Inspired by PuyaSharif's conundrum, I find myself continually faced with the opposite problem, which is identical to the original except in the bold-faced sentences:
You are given the following information:
Your task is to hide a coin in your house (or any familiar finite environment).
After you've hidden the coin your memory will be erased and restored to a state just before you receiving this information.
Then you will be told about the task (i.e that you have hidden a coin), and asked to try to find the coin.
If you find it you win.
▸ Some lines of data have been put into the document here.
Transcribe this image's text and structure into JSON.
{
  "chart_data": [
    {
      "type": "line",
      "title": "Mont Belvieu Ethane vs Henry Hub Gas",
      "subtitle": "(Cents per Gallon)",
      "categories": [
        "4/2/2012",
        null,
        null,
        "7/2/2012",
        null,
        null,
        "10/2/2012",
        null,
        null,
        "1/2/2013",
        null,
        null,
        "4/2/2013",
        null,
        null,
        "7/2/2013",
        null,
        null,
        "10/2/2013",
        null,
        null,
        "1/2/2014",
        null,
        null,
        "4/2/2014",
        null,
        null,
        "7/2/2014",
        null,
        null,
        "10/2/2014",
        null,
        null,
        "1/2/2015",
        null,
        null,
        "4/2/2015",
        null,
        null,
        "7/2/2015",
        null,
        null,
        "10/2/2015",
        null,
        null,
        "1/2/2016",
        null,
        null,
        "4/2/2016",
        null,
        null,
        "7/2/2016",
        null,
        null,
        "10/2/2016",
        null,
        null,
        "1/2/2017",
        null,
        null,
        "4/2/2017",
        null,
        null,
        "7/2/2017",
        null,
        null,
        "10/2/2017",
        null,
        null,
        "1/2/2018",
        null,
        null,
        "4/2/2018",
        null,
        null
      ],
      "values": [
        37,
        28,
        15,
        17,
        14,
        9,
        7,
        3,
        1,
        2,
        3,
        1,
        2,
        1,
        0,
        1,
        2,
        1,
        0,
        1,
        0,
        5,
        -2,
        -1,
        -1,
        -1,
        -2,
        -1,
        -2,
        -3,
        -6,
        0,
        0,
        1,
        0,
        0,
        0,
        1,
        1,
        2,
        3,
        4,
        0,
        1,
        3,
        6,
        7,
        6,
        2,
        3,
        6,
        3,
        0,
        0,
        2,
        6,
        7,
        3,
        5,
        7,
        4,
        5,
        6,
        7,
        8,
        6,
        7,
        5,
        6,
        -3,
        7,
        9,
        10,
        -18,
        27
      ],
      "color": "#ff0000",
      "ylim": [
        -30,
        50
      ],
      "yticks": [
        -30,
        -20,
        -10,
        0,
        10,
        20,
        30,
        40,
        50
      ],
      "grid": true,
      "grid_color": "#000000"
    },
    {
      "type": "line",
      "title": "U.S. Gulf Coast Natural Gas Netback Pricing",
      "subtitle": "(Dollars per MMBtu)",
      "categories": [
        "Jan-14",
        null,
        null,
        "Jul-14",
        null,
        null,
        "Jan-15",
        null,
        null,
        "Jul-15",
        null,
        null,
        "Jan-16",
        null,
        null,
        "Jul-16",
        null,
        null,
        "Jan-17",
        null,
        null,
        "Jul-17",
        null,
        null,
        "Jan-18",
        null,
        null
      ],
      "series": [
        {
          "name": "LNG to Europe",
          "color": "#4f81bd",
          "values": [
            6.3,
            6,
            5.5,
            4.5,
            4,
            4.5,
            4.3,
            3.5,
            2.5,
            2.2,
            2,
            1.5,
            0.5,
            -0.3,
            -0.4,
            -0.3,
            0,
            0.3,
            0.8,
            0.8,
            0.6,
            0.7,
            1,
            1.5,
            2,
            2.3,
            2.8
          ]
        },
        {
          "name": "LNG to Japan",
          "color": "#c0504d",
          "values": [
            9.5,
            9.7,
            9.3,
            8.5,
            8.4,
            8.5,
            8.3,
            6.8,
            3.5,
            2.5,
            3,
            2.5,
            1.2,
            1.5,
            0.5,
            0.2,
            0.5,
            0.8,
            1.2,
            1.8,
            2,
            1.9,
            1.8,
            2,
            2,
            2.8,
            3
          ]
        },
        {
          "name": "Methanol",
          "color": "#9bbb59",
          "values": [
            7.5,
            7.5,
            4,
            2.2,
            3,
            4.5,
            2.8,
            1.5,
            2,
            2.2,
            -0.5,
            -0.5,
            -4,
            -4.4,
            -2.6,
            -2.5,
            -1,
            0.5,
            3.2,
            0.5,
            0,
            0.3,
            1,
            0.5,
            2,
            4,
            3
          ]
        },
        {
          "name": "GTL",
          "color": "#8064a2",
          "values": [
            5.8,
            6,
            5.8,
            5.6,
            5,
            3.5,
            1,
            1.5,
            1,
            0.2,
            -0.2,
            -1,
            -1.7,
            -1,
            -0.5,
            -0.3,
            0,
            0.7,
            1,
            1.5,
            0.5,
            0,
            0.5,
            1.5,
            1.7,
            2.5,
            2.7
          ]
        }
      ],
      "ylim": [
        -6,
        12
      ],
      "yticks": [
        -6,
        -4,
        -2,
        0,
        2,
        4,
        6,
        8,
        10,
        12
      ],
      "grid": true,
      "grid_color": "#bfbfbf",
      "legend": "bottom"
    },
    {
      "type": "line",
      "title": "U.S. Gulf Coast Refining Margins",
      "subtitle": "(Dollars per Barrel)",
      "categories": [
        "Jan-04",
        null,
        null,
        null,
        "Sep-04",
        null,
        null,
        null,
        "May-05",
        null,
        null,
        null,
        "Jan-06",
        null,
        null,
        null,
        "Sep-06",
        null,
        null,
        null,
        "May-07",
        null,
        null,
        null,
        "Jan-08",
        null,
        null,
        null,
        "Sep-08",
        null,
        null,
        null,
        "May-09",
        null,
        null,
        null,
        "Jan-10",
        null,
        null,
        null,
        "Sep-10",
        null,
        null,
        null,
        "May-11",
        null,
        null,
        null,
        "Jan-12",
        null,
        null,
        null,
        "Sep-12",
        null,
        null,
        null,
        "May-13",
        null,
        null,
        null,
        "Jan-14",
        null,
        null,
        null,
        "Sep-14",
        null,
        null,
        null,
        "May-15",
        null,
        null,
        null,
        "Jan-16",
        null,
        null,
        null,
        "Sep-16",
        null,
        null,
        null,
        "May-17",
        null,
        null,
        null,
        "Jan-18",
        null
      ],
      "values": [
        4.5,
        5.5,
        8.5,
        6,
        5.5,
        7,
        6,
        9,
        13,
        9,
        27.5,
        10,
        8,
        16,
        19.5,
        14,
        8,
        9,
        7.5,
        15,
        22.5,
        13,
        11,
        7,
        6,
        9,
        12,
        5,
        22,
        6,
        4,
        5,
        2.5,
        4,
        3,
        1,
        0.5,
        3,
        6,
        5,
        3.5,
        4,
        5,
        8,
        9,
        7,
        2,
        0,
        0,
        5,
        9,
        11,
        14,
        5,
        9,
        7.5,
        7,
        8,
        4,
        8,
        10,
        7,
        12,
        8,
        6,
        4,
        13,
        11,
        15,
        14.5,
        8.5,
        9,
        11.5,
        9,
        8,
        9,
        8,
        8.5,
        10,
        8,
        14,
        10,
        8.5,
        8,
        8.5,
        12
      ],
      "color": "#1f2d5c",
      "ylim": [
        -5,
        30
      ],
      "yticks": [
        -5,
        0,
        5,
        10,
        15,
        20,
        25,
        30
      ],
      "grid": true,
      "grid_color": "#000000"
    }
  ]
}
The faster you find it, the better you win.
Where do you leave the coin so that when you have no memory of where you put it, you can lay your hands on it at once?
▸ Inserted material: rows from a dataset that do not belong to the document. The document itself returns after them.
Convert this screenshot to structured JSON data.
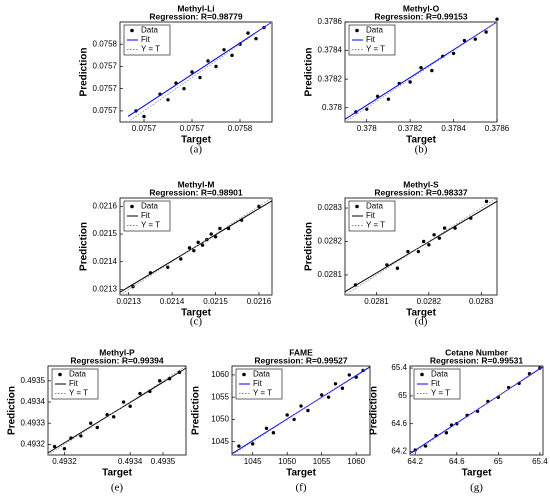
{
  "chart_data": [
    {
      "type": "scatter",
      "title": "Methyl-Li",
      "subtitle": "Regression: R=0.98779",
      "xlabel": "Target",
      "ylabel": "Prediction",
      "caption": "(a)",
      "xlim": [
        0.07563,
        0.07582
      ],
      "ylim": [
        0.07564,
        0.07582
      ],
      "xticks": [
        {
          "value": 0.07566,
          "label": "0.0757"
        },
        {
          "value": 0.07572,
          "label": "0.0757"
        },
        {
          "value": 0.07578,
          "label": "0.0758"
        }
      ],
      "yticks": [
        {
          "value": 0.07566,
          "label": "0.0757"
        },
        {
          "value": 0.0757,
          "label": "0.0757"
        },
        {
          "value": 0.07574,
          "label": "0.0757"
        },
        {
          "value": 0.07578,
          "label": "0.0758"
        }
      ],
      "series": [
        {
          "name": "Data",
          "color": "#000000",
          "style": "marker",
          "x": [
            0.07565,
            0.07566,
            0.07568,
            0.07569,
            0.0757,
            0.07571,
            0.07572,
            0.07573,
            0.07574,
            0.07575,
            0.07576,
            0.07577,
            0.07578,
            0.07579,
            0.0758,
            0.07581
          ],
          "values": [
            0.07566,
            0.07565,
            0.07569,
            0.07568,
            0.07571,
            0.0757,
            0.07573,
            0.07572,
            0.07575,
            0.07574,
            0.07577,
            0.07576,
            0.07578,
            0.0758,
            0.07579,
            0.07581
          ]
        },
        {
          "name": "Fit",
          "color": "#0000ff",
          "style": "solid",
          "x": [
            0.07564,
            0.07582
          ],
          "values": [
            0.07565,
            0.07582
          ]
        },
        {
          "name": "Y = T",
          "color": "#888888",
          "style": "dotted",
          "x": [
            0.07564,
            0.07582
          ],
          "values": [
            0.07564,
            0.07582
          ]
        }
      ]
    },
    {
      "type": "scatter",
      "title": "Methyl-O",
      "subtitle": "Regression: R=0.99153",
      "xlabel": "Target",
      "ylabel": "Prediction",
      "caption": "(b)",
      "xlim": [
        0.3779,
        0.3786
      ],
      "ylim": [
        0.3779,
        0.3786
      ],
      "xticks": [
        0.378,
        0.3782,
        0.3784,
        0.3786
      ],
      "yticks": [
        0.378,
        0.3782,
        0.3784,
        0.3786
      ],
      "series": [
        {
          "name": "Data",
          "color": "#000000",
          "style": "marker",
          "x": [
            0.37795,
            0.378,
            0.37805,
            0.3781,
            0.37815,
            0.3782,
            0.37825,
            0.3783,
            0.37835,
            0.3784,
            0.37845,
            0.3785,
            0.37855,
            0.3786
          ],
          "values": [
            0.37797,
            0.37799,
            0.37808,
            0.37806,
            0.37817,
            0.37818,
            0.37828,
            0.37826,
            0.37836,
            0.37838,
            0.37847,
            0.37848,
            0.37853,
            0.37862
          ]
        },
        {
          "name": "Fit",
          "color": "#0000ff",
          "style": "solid",
          "x": [
            0.3779,
            0.3786
          ],
          "values": [
            0.37792,
            0.3786
          ]
        },
        {
          "name": "Y = T",
          "color": "#888888",
          "style": "dotted",
          "x": [
            0.3779,
            0.3786
          ],
          "values": [
            0.3779,
            0.3786
          ]
        }
      ]
    },
    {
      "type": "scatter",
      "title": "Methyl-M",
      "subtitle": "Regression: R=0.98901",
      "xlabel": "Target",
      "ylabel": "Prediction",
      "caption": "(c)",
      "xlim": [
        0.02128,
        0.02163
      ],
      "ylim": [
        0.02128,
        0.02163
      ],
      "xticks": [
        0.0213,
        0.0214,
        0.0215,
        0.0216
      ],
      "yticks": [
        0.0213,
        0.0214,
        0.0215,
        0.0216
      ],
      "series": [
        {
          "name": "Data",
          "color": "#000000",
          "style": "marker",
          "x": [
            0.02131,
            0.02135,
            0.02139,
            0.02142,
            0.02144,
            0.02145,
            0.02146,
            0.02147,
            0.02148,
            0.02149,
            0.0215,
            0.02151,
            0.02153,
            0.02156,
            0.0216
          ],
          "values": [
            0.02131,
            0.02136,
            0.02138,
            0.02141,
            0.02145,
            0.02144,
            0.02147,
            0.02146,
            0.02148,
            0.0215,
            0.02149,
            0.02152,
            0.02152,
            0.02155,
            0.0216
          ]
        },
        {
          "name": "Fit",
          "color": "#000000",
          "style": "solid",
          "x": [
            0.02128,
            0.02163
          ],
          "values": [
            0.02129,
            0.02162
          ]
        },
        {
          "name": "Y = T",
          "color": "#888888",
          "style": "dotted",
          "x": [
            0.02128,
            0.02163
          ],
          "values": [
            0.02128,
            0.02163
          ]
        }
      ]
    },
    {
      "type": "scatter",
      "title": "Methyl-S",
      "subtitle": "Regression: R=0.98337",
      "xlabel": "Target",
      "ylabel": "Prediction",
      "caption": "(d)",
      "xlim": [
        0.02804,
        0.02833
      ],
      "ylim": [
        0.02804,
        0.02833
      ],
      "xticks": [
        0.0281,
        0.0282,
        0.0283
      ],
      "yticks": [
        0.0281,
        0.0282,
        0.0283
      ],
      "series": [
        {
          "name": "Data",
          "color": "#000000",
          "style": "marker",
          "x": [
            0.02806,
            0.02812,
            0.02814,
            0.02816,
            0.02818,
            0.02819,
            0.0282,
            0.02821,
            0.02822,
            0.02823,
            0.02825,
            0.02828,
            0.02831
          ],
          "values": [
            0.02807,
            0.02813,
            0.02812,
            0.02817,
            0.02817,
            0.0282,
            0.02819,
            0.02822,
            0.02821,
            0.02824,
            0.02824,
            0.02827,
            0.02832
          ]
        },
        {
          "name": "Fit",
          "color": "#000000",
          "style": "solid",
          "x": [
            0.02804,
            0.02833
          ],
          "values": [
            0.02805,
            0.02832
          ]
        },
        {
          "name": "Y = T",
          "color": "#888888",
          "style": "dotted",
          "x": [
            0.02804,
            0.02833
          ],
          "values": [
            0.02804,
            0.02833
          ]
        }
      ]
    },
    {
      "type": "scatter",
      "title": "Methyl-P",
      "subtitle": "Regression: R=0.99394",
      "xlabel": "Target",
      "ylabel": "Prediction",
      "caption": "(e)",
      "xlim": [
        0.49315,
        0.49357
      ],
      "ylim": [
        0.49315,
        0.49357
      ],
      "xticks": [
        0.4932,
        0.4934,
        0.4935
      ],
      "yticks": [
        0.4932,
        0.4933,
        0.4934,
        0.4935
      ],
      "series": [
        {
          "name": "Data",
          "color": "#000000",
          "style": "marker",
          "x": [
            0.49317,
            0.4932,
            0.49322,
            0.49325,
            0.49328,
            0.4933,
            0.49333,
            0.49335,
            0.49338,
            0.4934,
            0.49343,
            0.49346,
            0.49349,
            0.49352,
            0.49355
          ],
          "values": [
            0.49319,
            0.49318,
            0.49323,
            0.49324,
            0.4933,
            0.49328,
            0.49334,
            0.49333,
            0.4934,
            0.49338,
            0.49344,
            0.49345,
            0.4935,
            0.49351,
            0.49354
          ]
        },
        {
          "name": "Fit",
          "color": "#000000",
          "style": "solid",
          "x": [
            0.49315,
            0.49357
          ],
          "values": [
            0.49316,
            0.49356
          ]
        },
        {
          "name": "Y = T",
          "color": "#888888",
          "style": "dotted",
          "x": [
            0.49315,
            0.49357
          ],
          "values": [
            0.49315,
            0.49357
          ]
        }
      ]
    },
    {
      "type": "scatter",
      "title": "FAME",
      "subtitle": "Regression: R=0.99527",
      "xlabel": "Target",
      "ylabel": "Prediction",
      "caption": "(f)",
      "xlim": [
        1042,
        1062
      ],
      "ylim": [
        1042,
        1062
      ],
      "xticks": [
        1045,
        1050,
        1055,
        1060
      ],
      "yticks": [
        1045,
        1050,
        1055,
        1060
      ],
      "series": [
        {
          "name": "Data",
          "color": "#000000",
          "style": "marker",
          "x": [
            1043,
            1045,
            1047,
            1048,
            1050,
            1051,
            1052,
            1053,
            1055,
            1056,
            1057,
            1058,
            1059,
            1060,
            1061
          ],
          "values": [
            1044,
            1044.5,
            1048,
            1047,
            1051,
            1050,
            1053,
            1052,
            1055.5,
            1055,
            1058,
            1057,
            1060,
            1059.5,
            1061
          ]
        },
        {
          "name": "Fit",
          "color": "#0000ff",
          "style": "solid",
          "x": [
            1042,
            1062
          ],
          "values": [
            1042.3,
            1061.8
          ]
        },
        {
          "name": "Y = T",
          "color": "#888888",
          "style": "dotted",
          "x": [
            1042,
            1062
          ],
          "values": [
            1042,
            1062
          ]
        }
      ]
    },
    {
      "type": "scatter",
      "title": "Cetane Number",
      "subtitle": "Regression: R=0.99531",
      "xlabel": "Target",
      "ylabel": "Prediction",
      "caption": "(g)",
      "xlim": [
        64.15,
        65.43
      ],
      "ylim": [
        64.15,
        65.43
      ],
      "xticks": [
        64.2,
        64.6,
        65,
        65.4
      ],
      "yticks": [
        64.2,
        64.6,
        65,
        65.4
      ],
      "series": [
        {
          "name": "Data",
          "color": "#000000",
          "style": "marker",
          "x": [
            64.2,
            64.3,
            64.4,
            64.5,
            64.55,
            64.6,
            64.7,
            64.8,
            64.9,
            65,
            65.1,
            65.2,
            65.3,
            65.4
          ],
          "values": [
            64.22,
            64.28,
            64.43,
            64.47,
            64.58,
            64.6,
            64.72,
            64.78,
            64.92,
            64.98,
            65.12,
            65.18,
            65.32,
            65.4
          ]
        },
        {
          "name": "Fit",
          "color": "#0000ff",
          "style": "solid",
          "x": [
            64.15,
            65.43
          ],
          "values": [
            64.17,
            65.42
          ]
        },
        {
          "name": "Y = T",
          "color": "#888888",
          "style": "dotted",
          "x": [
            64.15,
            65.43
          ],
          "values": [
            64.15,
            65.43
          ]
        }
      ]
    }
  ]
}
For just one coin, you might think up some suitable Schelling point, but now multiply the task a thousandfold, for all of your possessions. (I am not a minimalist; of books alone I have 3500.) How do you arrange all your stuff, all your life, in such a way that everything is exactly where you would first think of looking for it?
Never, ever, let any other member of your family/living-group tidy your stuff up. That way a) you can remember where you put stuff and be right, and b) If you're wrong, you can only blame yourself, thus reducing group discord. :)
Unfortunately, if you live with people who don't think that the natural way to organise stuff is 'piled wherever I put it down' then this method can itself cause discord - you just can't win :(
My usual approach for finding something that wasn't where I looked for it is to trace back my path to the last place I clearly remember it being (for stuff you lost track of recently, which is most of the stuff I need to look for). The item is nearly always found somewhere in arm's reach of that path. I can't understand why the suggestion to use this method is not considered helpful by those I live with.
I don't think that you can organise everything so that it is always where you first look for it, short of an eidetic memory, but so long as nearly everything is where you remember putting it and most things that are not are found quickly, you're most of the way there.
I wouldn't be surprised if the technology to be able to google your stuff becomes available within the next decade or so, perhaps via databases created by object recognition, maybe of a life-log, or something? That'd be a good way to avoid doing a load of work forcing all your stuff into some systematic order.
Get a weird, vaguely table like piece of furniture, declare it some long name containing "storage" and "organization" with great formality, and remove all other convenient places to put stuff.